It's not news that job interviews are problematic. Anyone who's been on the hiring side of the table for awhile has stories of candidates who seemed exceptional in interviews and ended up being duds at the office. And most, if they're honest, will also admit to the niggling suspicion that they've also passed on some great talent over the years.

In response to this reality, the internet and the rest of the business media are chock full of suggestions on improving interviews, from articles on essential questions to ask (and which to avoid) to pleas to include more objective evaluations in the hiring process, and even more offbeat ideas.
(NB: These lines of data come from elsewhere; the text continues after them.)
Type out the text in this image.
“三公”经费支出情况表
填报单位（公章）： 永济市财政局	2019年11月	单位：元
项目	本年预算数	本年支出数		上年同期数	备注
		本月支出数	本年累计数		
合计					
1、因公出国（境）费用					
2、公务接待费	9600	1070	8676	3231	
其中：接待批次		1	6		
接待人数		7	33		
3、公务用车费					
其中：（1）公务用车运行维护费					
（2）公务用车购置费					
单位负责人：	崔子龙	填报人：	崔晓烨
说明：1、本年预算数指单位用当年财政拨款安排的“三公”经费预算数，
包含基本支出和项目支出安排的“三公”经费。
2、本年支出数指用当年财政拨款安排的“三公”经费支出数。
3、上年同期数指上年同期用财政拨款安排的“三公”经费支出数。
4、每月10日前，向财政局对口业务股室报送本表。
But recently on BloombergView Harvard law professor and author Cass Sunstein offered a more radical prescription: let's just ditch job interviews entirely. Interviews are irrevocably flawed, he explains:

Suppose that you are considering two candidates for a job in sales, Candidate A and Candidate B, and have interviewed both. You and your colleagues were far more impressed with Candidate A, who was dynamic, engaging, and immensely likable -- a natural, especially for sales. By contrast, Candidate B was a bit awkward and reserved, and so seemed to be an inferior "fit."

One of your colleagues points out that both candidates have taken an aptitude test that relates to the job; their personnel files also contain their scores on a general intelligence test. On both tests, Candidate A was just OK; Candidate B performed superbly.

Which applicant will you choose? If you are like a lot of people, the answer is still Candidate A.

But Sunstein notes that a whole lot of research shows that Candidate B is the better bet by far. "Specific aptitude tests turn out to be highly predictive of performance in sales, and general intelligence tests are almost as good. Interviews are far less useful at telling you who will succeed," he insists.

The post goes on to explore in detail why we're so often badly misled by interviews (in short, people are really good at making up stories to confirm their own subjective and basically useless first impressions), which is well worth reading in full. But the most thought-provoking aspect of the article is probably its stark conclusion.

"People ought to be relying far more on objective information and far less on interviews. They might even want to think about scaling back or cancelling interviews altogether. They'll save a lot of time -- and make better decisions," Sunstein concludes.

Do you agree with him that it's time to retire the job interview? Or do you still think interviews are more valuable?